Twelve members of SUNY Oneonta's Habitat for Humanity club spent their spring break building houses in Vero Beach, Florida. The students worked closely with the Indian River Habitat for Humanity, helping build and refurbish homes and volunteer in any way they could. They also spent time at the “ReStore,” where they organized, moved and sold at a discount items that had been donated.
Thirteen business economics and political science majors traveled to Washington, D.C., to meet with influential players and policymakers in the healthcare industry. They visited the National Archives to view the original Declaration of Independence and U.S. Constitution; explored the American Museum of the American Indian; attended History Makers: Women & the 116th Congress, and heard from newly elected representatives, political consultants and scholars on panels hosted by The Hill news outlet at Gallup offices. They also attended an event at the Army/Navy club organized by SUNY Oneonta's Office of Alumni Engagement. The group was hosted by John Kaelin '77, an alumnus and senior advisor for Centene Corporation, a healthcare enterprise that provides services to government-sponsored healthcare programs, focusing on underinsured and uninsured individuals.
The students were accompanied by Director of Continuing Education Michelle Thibault; Dr. Kpoti Kitissou, assistant professor of economics; and Dr. Gina Keel, associate professor of political science.
Four education students traveled to Cali, Colombia, with Assistant Professor Thor Gibbins. The students completed a field experience in bilingual schools – one an affluent foreign school and the other in a less-privileged area.
McKenzie Hyer, an Early Childhood/Childhood Education major in the Class of 2019, said the trip was “such an eye-opening experience.”

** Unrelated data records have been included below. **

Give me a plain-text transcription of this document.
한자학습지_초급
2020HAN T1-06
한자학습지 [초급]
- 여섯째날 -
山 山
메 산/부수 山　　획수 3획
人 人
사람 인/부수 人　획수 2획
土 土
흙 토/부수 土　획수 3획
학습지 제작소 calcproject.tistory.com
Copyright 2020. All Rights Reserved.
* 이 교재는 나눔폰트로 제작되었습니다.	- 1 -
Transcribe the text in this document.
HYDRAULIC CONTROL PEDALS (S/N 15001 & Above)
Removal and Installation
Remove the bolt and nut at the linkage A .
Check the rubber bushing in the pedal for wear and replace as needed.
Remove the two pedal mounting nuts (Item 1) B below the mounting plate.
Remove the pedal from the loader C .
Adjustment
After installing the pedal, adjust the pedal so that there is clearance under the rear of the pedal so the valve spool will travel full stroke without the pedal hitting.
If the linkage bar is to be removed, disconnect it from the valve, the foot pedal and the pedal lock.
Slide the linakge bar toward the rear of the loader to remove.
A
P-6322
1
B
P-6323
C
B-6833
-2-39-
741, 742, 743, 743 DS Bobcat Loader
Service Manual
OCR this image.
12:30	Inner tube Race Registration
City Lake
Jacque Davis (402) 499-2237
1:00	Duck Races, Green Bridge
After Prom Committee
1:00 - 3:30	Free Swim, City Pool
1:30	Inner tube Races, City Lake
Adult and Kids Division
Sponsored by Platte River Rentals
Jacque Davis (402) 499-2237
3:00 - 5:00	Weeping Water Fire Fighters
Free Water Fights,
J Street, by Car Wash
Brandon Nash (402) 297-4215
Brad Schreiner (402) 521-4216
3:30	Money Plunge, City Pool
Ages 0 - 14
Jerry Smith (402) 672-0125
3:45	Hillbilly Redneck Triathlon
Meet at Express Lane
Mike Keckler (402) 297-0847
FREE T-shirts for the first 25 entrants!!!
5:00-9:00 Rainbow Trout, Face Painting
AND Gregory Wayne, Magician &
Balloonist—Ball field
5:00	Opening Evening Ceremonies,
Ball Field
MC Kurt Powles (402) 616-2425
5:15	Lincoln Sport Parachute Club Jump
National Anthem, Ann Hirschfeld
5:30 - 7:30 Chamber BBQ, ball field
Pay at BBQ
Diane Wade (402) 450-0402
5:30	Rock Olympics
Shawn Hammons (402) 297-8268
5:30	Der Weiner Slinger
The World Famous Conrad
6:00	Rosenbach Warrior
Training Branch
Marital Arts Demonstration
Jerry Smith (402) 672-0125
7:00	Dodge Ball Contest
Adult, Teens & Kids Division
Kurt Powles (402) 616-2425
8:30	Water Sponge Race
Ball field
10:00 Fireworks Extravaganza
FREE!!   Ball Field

“We were able to compare education systems in the United States to those in Colombia. We saw how some schools are given more opportunities and resources than others, just as you can observe in the United States and to see how that influences children in both societies is something I will continue to consider as I grow as an educator.”
Sixteen Geology and Earth Science majors journeyed to Death Valley to develop geologic field mapping skills. Led by their professor, Dr. Les Hasbargen, the students gathered at the lowest dry point on the North American continent at Badwater, hiked into deep narrow canyons and over colorful badland divides in Golden Canyon and Gower Gulch, and explored a deep crater left by a violent volcanic eruption at Ubehebe Crater. The capstone course required the students to describe the rocks and types of environments in which they formed, and to map out how plate tectonic activity has shifted, tilted, broken and deformed those rocks. The students camped in tents and experienced a rare flash flood which came through camp early one morning. The rising waters drenched some gear. It was an eventful, mostly sunny and hot experience in one of the driest places in North America!
The non-credit international trips described were funded by a generous gift from alumna Caroline Turner ’53, who wanted to provide students with unique international education opportunities. This is the second year Ms. Turner has provided the funding.